The function f is defined by \(\mathrm{f(x) = 6 + \sqrt{x}}\). What is the value of \(\mathrm{f(36)}\)?

1. TRANSLATE the question into mathematical operations

• Given information:
  • Function definition: \(\mathrm{f(x) = 6 + \sqrt{x}}\)
  • Need to find: \(\mathrm{f(36)}\)
• What this means: Substitute \(\mathrm{x = 36}\) into the function expression

2. SIMPLIFY by substituting and evaluating

• Replace x with 36 in the function:
  \(\mathrm{f(36) = 6 + \sqrt{36}}\)
• Evaluate the square root:
  \(\mathrm{\sqrt{36} = 6}\)
• Complete the addition:
  \(\mathrm{f(36) = 6 + 6 = 12}\)

Answer: 12

Why Students Usually Falter on This Problem

Most Common Error Path:

Weak SIMPLIFY execution: Students make calculation errors with the square root, perhaps forgetting that \(\mathrm{\sqrt{36} = 6}\) or confusing it with other operations.

For example, some students might think \(\mathrm{\sqrt{36} = 18}\) (confusing square root with doubling) or get confused about which perfect squares they know. This leads to incorrect final calculations like \(\mathrm{f(36) = 6 + 18 = 24}\) or other wrong values.

Second Most Common Error:

Poor TRANSLATE reasoning: Students might not fully understand function notation and what it means to evaluate \(\mathrm{f(36)}\).
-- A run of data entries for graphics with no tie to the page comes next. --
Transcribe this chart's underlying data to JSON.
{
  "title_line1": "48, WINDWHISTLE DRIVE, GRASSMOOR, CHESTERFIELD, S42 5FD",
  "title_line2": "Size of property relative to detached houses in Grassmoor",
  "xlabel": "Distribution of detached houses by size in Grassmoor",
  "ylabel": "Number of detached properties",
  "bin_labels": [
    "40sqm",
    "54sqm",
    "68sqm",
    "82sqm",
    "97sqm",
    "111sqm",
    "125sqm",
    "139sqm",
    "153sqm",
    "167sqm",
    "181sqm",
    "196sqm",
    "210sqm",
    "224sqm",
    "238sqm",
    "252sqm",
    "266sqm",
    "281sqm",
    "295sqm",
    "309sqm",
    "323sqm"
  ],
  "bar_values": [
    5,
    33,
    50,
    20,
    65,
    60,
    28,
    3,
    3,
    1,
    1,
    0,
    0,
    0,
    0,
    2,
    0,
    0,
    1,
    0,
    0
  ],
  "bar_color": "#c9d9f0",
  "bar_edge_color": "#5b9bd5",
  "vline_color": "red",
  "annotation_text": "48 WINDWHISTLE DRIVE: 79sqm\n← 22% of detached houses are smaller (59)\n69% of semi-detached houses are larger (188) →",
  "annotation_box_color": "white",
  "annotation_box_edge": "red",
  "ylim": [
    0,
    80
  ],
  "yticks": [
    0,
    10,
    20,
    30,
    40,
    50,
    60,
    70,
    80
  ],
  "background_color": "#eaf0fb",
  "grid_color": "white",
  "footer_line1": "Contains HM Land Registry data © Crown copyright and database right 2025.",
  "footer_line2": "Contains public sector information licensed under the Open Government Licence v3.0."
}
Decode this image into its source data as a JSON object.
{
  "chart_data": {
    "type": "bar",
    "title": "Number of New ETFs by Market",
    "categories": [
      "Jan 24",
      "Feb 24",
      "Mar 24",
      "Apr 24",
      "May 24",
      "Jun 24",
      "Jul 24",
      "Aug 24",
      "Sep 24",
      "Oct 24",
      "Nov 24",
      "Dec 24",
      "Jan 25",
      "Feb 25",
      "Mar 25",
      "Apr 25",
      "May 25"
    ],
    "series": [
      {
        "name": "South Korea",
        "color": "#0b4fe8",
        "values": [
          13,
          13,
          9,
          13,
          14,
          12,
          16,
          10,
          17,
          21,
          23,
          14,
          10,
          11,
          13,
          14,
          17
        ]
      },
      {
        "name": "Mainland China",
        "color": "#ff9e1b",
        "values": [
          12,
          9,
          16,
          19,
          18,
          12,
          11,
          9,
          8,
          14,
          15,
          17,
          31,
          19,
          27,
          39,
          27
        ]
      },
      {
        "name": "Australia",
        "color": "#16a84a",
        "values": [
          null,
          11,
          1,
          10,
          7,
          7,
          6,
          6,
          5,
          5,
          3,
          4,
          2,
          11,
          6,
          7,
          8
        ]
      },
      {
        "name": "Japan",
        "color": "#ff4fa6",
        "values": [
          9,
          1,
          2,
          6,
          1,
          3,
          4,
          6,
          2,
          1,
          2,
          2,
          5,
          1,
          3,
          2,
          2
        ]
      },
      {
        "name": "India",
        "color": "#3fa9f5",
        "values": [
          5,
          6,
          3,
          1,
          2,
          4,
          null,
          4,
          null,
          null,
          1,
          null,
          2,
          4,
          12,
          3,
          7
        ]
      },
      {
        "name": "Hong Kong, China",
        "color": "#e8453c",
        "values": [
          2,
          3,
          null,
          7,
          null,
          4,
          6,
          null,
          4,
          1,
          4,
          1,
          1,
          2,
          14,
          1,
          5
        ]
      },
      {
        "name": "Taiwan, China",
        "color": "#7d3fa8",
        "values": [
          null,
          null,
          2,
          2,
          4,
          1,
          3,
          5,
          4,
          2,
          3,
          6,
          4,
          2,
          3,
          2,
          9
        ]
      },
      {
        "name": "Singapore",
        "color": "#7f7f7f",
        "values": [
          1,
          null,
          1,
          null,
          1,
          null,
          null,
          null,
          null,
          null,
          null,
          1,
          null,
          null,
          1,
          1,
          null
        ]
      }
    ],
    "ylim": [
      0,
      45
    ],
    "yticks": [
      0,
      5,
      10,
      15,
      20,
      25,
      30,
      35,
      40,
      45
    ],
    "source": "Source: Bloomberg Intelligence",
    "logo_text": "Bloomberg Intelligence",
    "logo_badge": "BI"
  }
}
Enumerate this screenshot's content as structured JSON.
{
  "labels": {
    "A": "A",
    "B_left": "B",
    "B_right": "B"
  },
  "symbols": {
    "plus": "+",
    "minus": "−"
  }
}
They might treat \(\mathrm{f(36)}\) as multiplication (\(\mathrm{f \times 36}\)) or get confused about how to use the function definition. This leads to completely wrong approaches and typically results in guessing.

The Bottom Line:

This problem tests whether students can perform the fundamental operation of function evaluation - substituting a value and simplifying the result. Success requires both understanding function notation and accurately computing with square roots.